App.prototype.handle = function (req, res) {
  req.times = {
    start: process.hrtime()
  };

  this.perform('http:request', req, res, function (next) {
    req.times.middle = process.hrtime();
    req.times.begin  = process.hrtime(req.times.start);
    next();
  }, function (err) {
    if (err) {
      //
      // Do some error handling.
      //
    }

    req.times.total = process.hrtime(req.times.start);
    req.times.after = process.hrtime(req.times.middle);
    console.log([
      'Total time: %s',
      '  Before hooks: %s',
      '  After  hooks: %s'
    ].join('\n'), format(req.times.total), format(req.times.begin), format(req.times.after));

    res.end();
  });
}

//
// Now we consume a new app with hooks.
//
var http = require('http');

var app = new App();
app.before('start', function (options, next) {
  var server = options.server = http.createServer(function (req, res) {
    app.handle(req, res);
  });

  server.listen(options.port, next);
});

app.after('start', function (options, next) {
  console.log('App started on %s', options.port);
});

app.before('http:request', function (req, res, next) {
  //
  // Do something asynchronous.
  //
  next();
});

app.start({ port: 8080 }, function () {
  console.log('ok');
});

//
// Format process.hrtime()
//
function format(s) {
  return (s[0] * 1e3 + s[1] / 1e6) / 1e3;
}

More Examples

See the example directory

Error handling when no callback is provided

Each before and after hook can provide an optional error to short-circuit evaluation of the flow that would normally follow it. This error will be provided to your callback, when supplied. In the event that you DO NOT provide a callback and a before, after or work function responds with an Error IT WILL BE IGNORED AND FLOW WILL CONTINUE. e.g.

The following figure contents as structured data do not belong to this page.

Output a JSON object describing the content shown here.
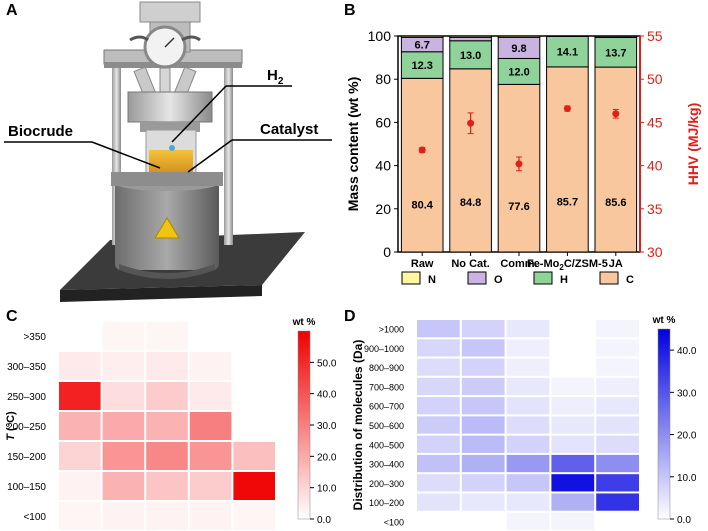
{
  "panels": {
    "a": {
      "letter": "A",
      "labels": {
        "h2": "H",
        "h2_sub": "2",
        "biocrude": "Biocrude",
        "catalyst": "Catalyst"
      }
    },
    "b": {
      "letter": "B"
    },
    "c": {
      "letter": "C"
    },
    "d": {
      "letter": "D"
    }
  },
  "colors": {
    "N": "#fdf6a3",
    "O": "#c9b3e0",
    "H": "#8fd39a",
    "C": "#f8c79e",
    "hhv": "#e0201b",
    "heat_c": "#f00000",
    "heat_d": "#0000e0"
  },
  "chart_data": [
    {
      "type": "bar",
      "title": "",
      "categories": [
        "Raw",
        "No Cat.",
        "Comm.",
        "Fe-Mo2C/ZSM-5",
        "JA"
      ],
      "series": [
        {
          "name": "C",
          "values": [
            80.4,
            84.8,
            77.6,
            85.7,
            85.6
          ]
        },
        {
          "name": "H",
          "values": [
            12.3,
            13.0,
            12.0,
            14.1,
            13.7
          ]
        },
        {
          "name": "O",
          "values": [
            6.7,
            1.6,
            9.8,
            0.1,
            0.6
          ]
        },
        {
          "name": "N",
          "values": [
            0.6,
            0.6,
            0.6,
            0.1,
            0.1
          ]
        }
      ],
      "labels": {
        "C": [
          "80.4",
          "84.8",
          "77.6",
          "85.7",
          "85.6"
        ],
        "H": [
          "12.3",
          "13.0",
          "12.0",
          "14.1",
          "13.7"
        ],
        "O": [
          "6.7",
          "",
          "9.8",
          "",
          ""
        ]
      },
      "xlabel": "",
      "ylabel": "Mass content (wt %)",
      "ylim": [
        0,
        100
      ],
      "yticks": [
        "0",
        "20",
        "40",
        "60",
        "80",
        "100"
      ],
      "y2label": "HHV (MJ/kg)",
      "y2lim": [
        30,
        55
      ],
      "y2ticks": [
        "30",
        "35",
        "40",
        "45",
        "50",
        "55"
      ],
      "hhv": [
        41.8,
        44.9,
        40.2,
        46.6,
        46.0
      ],
      "hhv_err": [
        0.3,
        1.2,
        0.8,
        0.3,
        0.5
      ],
      "legend": [
        "N",
        "O",
        "H",
        "C"
      ],
      "legend_position": "bottom"
    },
    {
      "type": "heatmap",
      "ylabel": "T (°C)",
      "ylabel_italic": "T",
      "ylabel_rest": " (°C)",
      "rows": [
        ">350",
        "300–350",
        "250–300",
        "200–250",
        "150–200",
        "100–150",
        "<100"
      ],
      "values": [
        [
          null,
          2,
          2,
          null,
          null
        ],
        [
          5,
          4,
          5,
          3,
          null
        ],
        [
          52,
          8,
          12,
          5,
          null
        ],
        [
          18,
          20,
          18,
          30,
          null
        ],
        [
          10,
          25,
          28,
          25,
          15
        ],
        [
          3,
          18,
          14,
          12,
          58
        ],
        [
          2,
          3,
          3,
          3,
          2
        ]
      ],
      "colorbar_title": "wt %",
      "colorbar_ticks": [
        "0.0",
        "10.0",
        "20.0",
        "30.0",
        "40.0",
        "50.0"
      ],
      "range": [
        0,
        60
      ]
    },
    {
      "type": "heatmap",
      "ylabel": "Distribution of molecules (Da)",
      "rows": [
        ">1000",
        "900–1000",
        "800–900",
        "700–800",
        "600–700",
        "500–600",
        "400–500",
        "300–400",
        "200–300",
        "100–200",
        "<100"
      ],
      "values": [
        [
          10,
          8,
          4,
          null,
          2
        ],
        [
          7,
          10,
          3,
          null,
          2
        ],
        [
          6,
          8,
          3,
          null,
          2
        ],
        [
          7,
          9,
          4,
          2,
          3
        ],
        [
          8,
          10,
          5,
          3,
          4
        ],
        [
          9,
          12,
          6,
          4,
          5
        ],
        [
          8,
          12,
          8,
          5,
          6
        ],
        [
          11,
          14,
          18,
          28,
          20
        ],
        [
          6,
          8,
          10,
          42,
          34
        ],
        [
          5,
          4,
          4,
          14,
          36
        ],
        [
          null,
          null,
          2,
          2,
          null
        ]
      ],
      "colorbar_title": "wt %",
      "colorbar_ticks": [
        "0.0",
        "10.0",
        "20.0",
        "30.0",
        "40.0"
      ],
      "range": [
        0,
        45
      ]
    }
  ]
}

var Understudy = require('understudy');
var actor = new Understudy();

actor.before('always', function (next) {
  next(new Error('I always fail'));
});

actor.after('always', function (next) {
  console.log('I always get called. NO MATTER WHAT');
  console.log('BUT, only when no callback is supplied.');
  next(new Error('Another swallowed error'));
});

actor.perform('always', function (done) {
  done(new Error('Errors are ignored here too.'));
});

In other words (as in the above example): if you do not supply a callback to your .perform then understudy will consider all of your before, after and work functions as "fire and forget".